Scrutiny into PBM practices must continue. Across the bipartisan committee, all senators agreed that PBM practices play a significant role in the drug pricing problem. In addition to Sanders, Senators Tim Kaine (D., Va.), Mike Braun (R., Ind.), and Roger Marshall, M.D., (R., Kan.) heavily criticized PBMs, with Marshall emphasizing that “Novo Nordisk is not the villain in this story; they’re a hero. We should be here celebrating this miracle innovation.”

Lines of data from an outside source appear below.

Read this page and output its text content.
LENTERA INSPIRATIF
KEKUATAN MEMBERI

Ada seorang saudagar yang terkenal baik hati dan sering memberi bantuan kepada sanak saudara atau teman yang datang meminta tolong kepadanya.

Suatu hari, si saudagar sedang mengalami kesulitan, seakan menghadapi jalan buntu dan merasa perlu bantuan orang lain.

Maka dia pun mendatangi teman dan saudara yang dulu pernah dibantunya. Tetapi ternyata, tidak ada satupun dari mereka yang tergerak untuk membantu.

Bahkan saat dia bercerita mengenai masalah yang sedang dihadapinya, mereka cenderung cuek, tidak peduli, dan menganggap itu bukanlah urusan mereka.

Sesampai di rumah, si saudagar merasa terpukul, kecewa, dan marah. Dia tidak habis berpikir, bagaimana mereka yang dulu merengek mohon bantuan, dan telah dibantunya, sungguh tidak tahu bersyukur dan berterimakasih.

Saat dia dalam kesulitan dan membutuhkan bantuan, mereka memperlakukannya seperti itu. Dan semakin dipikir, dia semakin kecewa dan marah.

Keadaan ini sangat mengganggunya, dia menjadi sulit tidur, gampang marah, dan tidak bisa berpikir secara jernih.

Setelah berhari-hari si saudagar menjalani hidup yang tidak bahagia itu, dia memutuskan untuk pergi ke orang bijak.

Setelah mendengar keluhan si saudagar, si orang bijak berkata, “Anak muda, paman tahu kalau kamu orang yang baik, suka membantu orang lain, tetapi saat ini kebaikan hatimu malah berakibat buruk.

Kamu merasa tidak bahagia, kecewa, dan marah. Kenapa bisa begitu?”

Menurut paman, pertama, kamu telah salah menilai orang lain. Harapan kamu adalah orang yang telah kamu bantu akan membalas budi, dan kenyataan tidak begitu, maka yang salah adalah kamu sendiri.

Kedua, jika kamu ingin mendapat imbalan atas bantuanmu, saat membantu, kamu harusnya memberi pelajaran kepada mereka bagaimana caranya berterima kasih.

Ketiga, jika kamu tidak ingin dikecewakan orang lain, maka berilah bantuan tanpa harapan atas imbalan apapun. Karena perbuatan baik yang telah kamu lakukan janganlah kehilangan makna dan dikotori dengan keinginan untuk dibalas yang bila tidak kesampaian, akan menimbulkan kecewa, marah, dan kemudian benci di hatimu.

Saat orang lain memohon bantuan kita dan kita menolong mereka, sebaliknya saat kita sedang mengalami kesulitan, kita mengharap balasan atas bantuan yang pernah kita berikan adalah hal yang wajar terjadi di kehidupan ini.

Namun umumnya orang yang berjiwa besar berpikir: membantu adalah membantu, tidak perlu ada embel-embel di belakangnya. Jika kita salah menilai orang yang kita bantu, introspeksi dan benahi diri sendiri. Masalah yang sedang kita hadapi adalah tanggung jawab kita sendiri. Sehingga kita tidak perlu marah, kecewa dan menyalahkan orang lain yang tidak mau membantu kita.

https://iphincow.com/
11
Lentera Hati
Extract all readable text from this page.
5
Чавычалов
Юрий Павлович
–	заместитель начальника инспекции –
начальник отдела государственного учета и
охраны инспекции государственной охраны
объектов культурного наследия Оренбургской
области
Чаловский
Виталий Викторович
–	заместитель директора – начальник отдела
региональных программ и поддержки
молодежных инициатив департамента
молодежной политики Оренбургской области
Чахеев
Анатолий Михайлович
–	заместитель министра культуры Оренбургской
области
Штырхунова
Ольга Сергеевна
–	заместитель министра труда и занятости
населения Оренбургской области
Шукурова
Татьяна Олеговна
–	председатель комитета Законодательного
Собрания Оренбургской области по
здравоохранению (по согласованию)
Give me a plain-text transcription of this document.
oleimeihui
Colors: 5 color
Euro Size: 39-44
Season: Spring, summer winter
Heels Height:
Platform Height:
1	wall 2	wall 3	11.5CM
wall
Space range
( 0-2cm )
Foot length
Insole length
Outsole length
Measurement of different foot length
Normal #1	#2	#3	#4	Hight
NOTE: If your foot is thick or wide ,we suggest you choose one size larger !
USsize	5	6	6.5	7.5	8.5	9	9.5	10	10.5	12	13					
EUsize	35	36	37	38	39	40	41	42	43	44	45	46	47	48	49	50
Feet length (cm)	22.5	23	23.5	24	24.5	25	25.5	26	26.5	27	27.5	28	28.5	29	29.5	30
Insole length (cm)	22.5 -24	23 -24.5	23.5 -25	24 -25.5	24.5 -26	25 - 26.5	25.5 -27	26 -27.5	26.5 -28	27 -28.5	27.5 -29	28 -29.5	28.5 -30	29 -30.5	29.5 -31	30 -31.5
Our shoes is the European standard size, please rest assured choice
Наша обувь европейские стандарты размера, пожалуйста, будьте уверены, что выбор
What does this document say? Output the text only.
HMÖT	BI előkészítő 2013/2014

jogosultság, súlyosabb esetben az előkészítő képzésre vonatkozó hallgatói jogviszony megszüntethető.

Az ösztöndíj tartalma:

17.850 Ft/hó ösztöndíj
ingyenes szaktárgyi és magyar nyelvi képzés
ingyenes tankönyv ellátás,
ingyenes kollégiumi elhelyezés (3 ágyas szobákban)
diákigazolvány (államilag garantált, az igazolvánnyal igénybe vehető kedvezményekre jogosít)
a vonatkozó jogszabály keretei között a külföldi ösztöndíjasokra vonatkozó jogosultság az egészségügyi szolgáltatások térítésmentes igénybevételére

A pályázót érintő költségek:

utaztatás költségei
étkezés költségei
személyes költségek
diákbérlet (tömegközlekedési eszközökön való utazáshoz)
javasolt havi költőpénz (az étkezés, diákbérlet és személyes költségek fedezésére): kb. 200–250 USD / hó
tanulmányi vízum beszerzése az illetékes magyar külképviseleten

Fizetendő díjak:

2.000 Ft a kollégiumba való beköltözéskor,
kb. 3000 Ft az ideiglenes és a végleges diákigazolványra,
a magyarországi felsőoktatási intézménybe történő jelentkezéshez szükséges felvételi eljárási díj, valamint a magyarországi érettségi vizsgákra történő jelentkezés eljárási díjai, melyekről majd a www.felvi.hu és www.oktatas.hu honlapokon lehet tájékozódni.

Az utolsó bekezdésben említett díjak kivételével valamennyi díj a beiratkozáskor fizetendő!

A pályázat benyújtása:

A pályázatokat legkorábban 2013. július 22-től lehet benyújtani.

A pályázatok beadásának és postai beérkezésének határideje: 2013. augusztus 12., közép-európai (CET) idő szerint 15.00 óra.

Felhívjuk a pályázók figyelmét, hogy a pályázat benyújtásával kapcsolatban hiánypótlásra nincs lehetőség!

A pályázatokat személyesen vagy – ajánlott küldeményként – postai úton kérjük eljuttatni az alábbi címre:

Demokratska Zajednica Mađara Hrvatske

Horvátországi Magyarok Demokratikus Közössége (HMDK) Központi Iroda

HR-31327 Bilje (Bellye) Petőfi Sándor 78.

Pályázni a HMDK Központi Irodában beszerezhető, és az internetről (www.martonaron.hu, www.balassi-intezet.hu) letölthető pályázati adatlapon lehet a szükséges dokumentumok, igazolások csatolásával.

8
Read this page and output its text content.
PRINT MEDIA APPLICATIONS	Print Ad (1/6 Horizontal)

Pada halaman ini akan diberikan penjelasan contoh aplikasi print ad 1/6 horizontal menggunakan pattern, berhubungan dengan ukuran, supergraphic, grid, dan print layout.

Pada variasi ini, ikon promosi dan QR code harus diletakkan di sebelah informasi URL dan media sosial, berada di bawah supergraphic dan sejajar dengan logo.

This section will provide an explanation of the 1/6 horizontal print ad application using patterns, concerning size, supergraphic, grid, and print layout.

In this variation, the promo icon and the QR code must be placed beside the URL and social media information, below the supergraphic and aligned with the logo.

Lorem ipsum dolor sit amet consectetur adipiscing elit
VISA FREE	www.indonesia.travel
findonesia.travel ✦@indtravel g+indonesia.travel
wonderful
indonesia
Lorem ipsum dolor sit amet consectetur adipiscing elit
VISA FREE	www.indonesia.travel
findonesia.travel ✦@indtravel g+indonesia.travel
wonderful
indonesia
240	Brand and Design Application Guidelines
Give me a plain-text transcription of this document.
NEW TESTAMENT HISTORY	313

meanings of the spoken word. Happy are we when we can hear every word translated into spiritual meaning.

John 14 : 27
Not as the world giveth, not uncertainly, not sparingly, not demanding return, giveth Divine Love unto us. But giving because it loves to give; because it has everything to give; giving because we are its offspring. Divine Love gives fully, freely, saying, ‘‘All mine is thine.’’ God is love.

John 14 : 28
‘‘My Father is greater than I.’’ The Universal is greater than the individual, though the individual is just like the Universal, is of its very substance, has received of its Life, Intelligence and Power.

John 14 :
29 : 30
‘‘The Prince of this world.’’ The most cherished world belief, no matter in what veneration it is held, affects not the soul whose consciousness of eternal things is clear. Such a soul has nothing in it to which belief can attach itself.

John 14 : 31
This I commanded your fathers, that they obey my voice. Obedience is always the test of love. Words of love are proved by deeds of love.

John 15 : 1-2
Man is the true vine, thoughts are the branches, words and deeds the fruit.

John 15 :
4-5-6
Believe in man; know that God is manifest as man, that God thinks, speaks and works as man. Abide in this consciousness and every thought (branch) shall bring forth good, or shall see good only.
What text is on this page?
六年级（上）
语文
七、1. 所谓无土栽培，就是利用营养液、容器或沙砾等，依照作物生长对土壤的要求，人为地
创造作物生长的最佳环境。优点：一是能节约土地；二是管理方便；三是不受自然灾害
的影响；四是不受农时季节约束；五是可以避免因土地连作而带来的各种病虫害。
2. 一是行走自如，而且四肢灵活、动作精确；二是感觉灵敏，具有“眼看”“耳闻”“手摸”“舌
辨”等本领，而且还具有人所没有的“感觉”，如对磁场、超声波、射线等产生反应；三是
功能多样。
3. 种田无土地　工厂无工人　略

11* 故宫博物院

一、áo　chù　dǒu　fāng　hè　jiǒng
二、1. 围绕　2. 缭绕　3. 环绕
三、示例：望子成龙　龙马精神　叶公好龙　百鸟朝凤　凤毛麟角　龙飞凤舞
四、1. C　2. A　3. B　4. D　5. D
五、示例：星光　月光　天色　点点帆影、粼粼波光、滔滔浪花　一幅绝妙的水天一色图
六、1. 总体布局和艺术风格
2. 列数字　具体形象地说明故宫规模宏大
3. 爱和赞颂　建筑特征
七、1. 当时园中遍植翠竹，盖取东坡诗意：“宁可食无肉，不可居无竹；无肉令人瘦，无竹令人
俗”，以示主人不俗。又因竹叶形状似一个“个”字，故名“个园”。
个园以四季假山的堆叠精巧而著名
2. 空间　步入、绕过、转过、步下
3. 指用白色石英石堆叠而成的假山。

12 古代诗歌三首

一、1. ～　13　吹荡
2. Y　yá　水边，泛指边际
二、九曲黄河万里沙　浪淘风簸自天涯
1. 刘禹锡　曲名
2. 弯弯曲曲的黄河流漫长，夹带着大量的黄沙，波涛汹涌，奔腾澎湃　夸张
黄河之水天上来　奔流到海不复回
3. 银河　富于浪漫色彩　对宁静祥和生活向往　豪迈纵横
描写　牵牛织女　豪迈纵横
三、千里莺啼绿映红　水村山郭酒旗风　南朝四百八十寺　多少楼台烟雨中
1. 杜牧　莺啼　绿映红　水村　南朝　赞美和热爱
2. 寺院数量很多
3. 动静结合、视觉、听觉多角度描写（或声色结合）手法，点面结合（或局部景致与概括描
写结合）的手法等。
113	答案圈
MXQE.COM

Drug pricing must be addressed, but solutions need to balance affordability with research and development (R&D) incentives. Senators Marshall, Mitt Romney (R., Utah), and Ranking Member Bill Cassidy, M.D., (R., La.) all raised concerns that if profit incentives weren’t preserved, pharmaceutical companies would lose their incentives to develop new treatments. But as pricing currently stands, the United States bears a disproportionate burden when it comes to paying for R&D that benefits individuals on a global level.